Le fonds d'investissement social se met enfin en place

Publié le 10/04/2009 à 00H00
Annoncé le 18 février, le Fiso a été officiellement installé ce 10 avril à l'Élysée, en présence des partenaires sociaux, associés à son pilotage. Pour la CFDT, un des enjeux est de former massivement les salariés en vue de la sortie de crise.

C’est le principal acquis du sommet social du 18 février. À l’origine, le fonds d’investissement social est une revendication de la CFDT pour « alléger les conséquences de la crise pour ceux qui en payent le prix lourd », a rappelé le secrétaire général de la CFDT, François Chérèque : « les jeunes qui vont avoir plus de difficultés à trouver un emploi, les salariés qui ont perdu ou vont perdre leur emploi et ceux qui sont confrontés à une activité fortement réduite ».

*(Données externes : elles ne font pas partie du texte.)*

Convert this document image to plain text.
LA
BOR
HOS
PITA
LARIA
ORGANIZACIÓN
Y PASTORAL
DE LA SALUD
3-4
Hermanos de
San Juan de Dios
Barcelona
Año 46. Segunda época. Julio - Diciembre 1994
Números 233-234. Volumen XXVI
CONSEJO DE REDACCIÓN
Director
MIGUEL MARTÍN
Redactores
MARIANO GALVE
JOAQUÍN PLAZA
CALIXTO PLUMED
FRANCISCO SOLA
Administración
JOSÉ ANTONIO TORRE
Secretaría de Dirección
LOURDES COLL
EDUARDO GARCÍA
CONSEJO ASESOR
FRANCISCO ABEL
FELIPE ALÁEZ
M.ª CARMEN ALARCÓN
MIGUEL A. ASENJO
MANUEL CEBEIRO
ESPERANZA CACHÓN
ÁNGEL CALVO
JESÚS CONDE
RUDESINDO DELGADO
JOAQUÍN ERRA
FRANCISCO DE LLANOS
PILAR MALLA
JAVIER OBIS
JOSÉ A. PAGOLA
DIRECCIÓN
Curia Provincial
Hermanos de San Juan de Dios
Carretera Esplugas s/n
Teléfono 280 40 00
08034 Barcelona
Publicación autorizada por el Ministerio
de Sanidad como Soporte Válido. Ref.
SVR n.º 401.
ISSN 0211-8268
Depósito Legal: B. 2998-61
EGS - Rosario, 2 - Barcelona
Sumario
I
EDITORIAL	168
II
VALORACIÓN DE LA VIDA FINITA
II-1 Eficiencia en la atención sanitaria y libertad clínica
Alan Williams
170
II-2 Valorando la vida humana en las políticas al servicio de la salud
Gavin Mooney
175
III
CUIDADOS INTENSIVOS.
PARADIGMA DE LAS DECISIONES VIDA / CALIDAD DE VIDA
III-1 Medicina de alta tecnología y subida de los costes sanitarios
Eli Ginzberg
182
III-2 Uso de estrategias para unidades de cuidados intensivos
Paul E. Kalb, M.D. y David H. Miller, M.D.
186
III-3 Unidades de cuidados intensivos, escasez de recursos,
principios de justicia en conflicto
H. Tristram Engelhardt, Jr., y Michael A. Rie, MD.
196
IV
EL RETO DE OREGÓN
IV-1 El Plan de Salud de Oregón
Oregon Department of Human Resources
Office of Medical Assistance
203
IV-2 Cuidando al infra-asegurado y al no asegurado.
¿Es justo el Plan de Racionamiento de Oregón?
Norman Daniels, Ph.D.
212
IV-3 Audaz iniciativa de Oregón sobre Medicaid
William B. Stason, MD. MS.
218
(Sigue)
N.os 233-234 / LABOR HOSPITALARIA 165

Ce Fiso a été officiellement mis en place vendredi 10 avril à l’Élysée. Dispositif conjoncturel pour faire face à la crise, il « a pour objet de coordonner les efforts en faveur de l’emploi et de la formation professionnelle accomplis par l’État et les partenaires sociaux dans la lutte contre la crise », indique le document constitutif du fonds.

Amplifier les actions pour l’emploi et la formation

L’idée initiale de la CFDT de « former massivement les salariés plutôt que licencier » a été précisée. Le Fiso prévoit notamment l’amélioration de l’indemnisation du chômage partiel de 60 à 75% du salaire brut, prime forfaitaire de 500 euros aux demandeurs d’emplois non indemnisés, la reconversion des salariés bénéficiaires du contrat de transition professionnelle et de la conversion de reclassement personnalisé, la formation des demandeurs d’emploi et des salariés peu qualifiés ou en chômage partiel et renforcement des politiques d’emploi et de formation professionnelle des jeunes.

Piloté par une cellule composée des responsables des organisations syndicales et d’employeurs et présidée par la ministre de l’Économie, Christine Lagarde, qui sera appelée à se réunir chaque mois, le fonds d’investissement social coordonne des dispositifs jusqu’alors épars, qu’il vise à amplifier. Pour ce faire, le Fiso « accorde un label aux programmes, actions ou dispositifs légaux, réglementaires ou partenariaux existant ou à créer », précise le document constitutif. « Au-delà, nous souhaitons que le fonds d'investissement soit lui-même force de proposition », a indiqué François Chérèque à l’Élysée.

Un financement insuffisant

Des questions demeurent encore en suspens. À commencer par le financement. Lors du sommet social du 18 février, le chef de l’État avait annoncé une dotation de 2,5 à 3 milliards d’euros, dont la moitié amenée par l’État. « Le budget du Fiso est très insuffisant, regrette le secrétaire national Marcel Grignard : il faudrait 5 à 7 milliards pour former 300 000 à 500 000 personnes d’ici la fin 2010. »

Pour atteindre cet objectif ambitieux, la CFDT proposait de l’abonder grâce à la suspension du bouclier fiscal et au contingentement des heures supplémentaires défiscalisées, symboles d’injustice sociale en ces temps de crise. Lors de l’installation du fonds, le chef de l’État s’est dit ouvert à un accroissement des moyens financiers si nécessaire. Une nouvelle réunion, avant l’été, devra permettre de tirer les premiers enseignements du fonctionnement du Fiso et de procéder aux éventuels ajustements. La première réunion de la cellule de pilotage devrait quant à elle se tenir d’ici la fin avril.

Le secrétaire général de la CFDT a redit ses objectifs : « Au final ce qui compte, ce n'est ni d'où provient l'argent, ni qui a monté ce projet. L'évaluation portera sur la qualité des projets, sur l'aide réellement apportée aux salariés et, à terme, sur la compétitivité de notre pays. » François Chérèque a rappelé que « pour la CFDT, il y a urgence » : « Urgence parce que chaque jour des salariés perdent leur emploi ou sont sous le coup d’une annonce d’un plan social, des jeunes ont plus de difficultés à trouver un stage ou un emploi. Il est grand temps de donner à chacun un peu d’espoir dans une crise qui nourrit inquiétudes et incertitudes. » Le Fiso est en place. Reste à le rendre opérationnel à très brève échéance.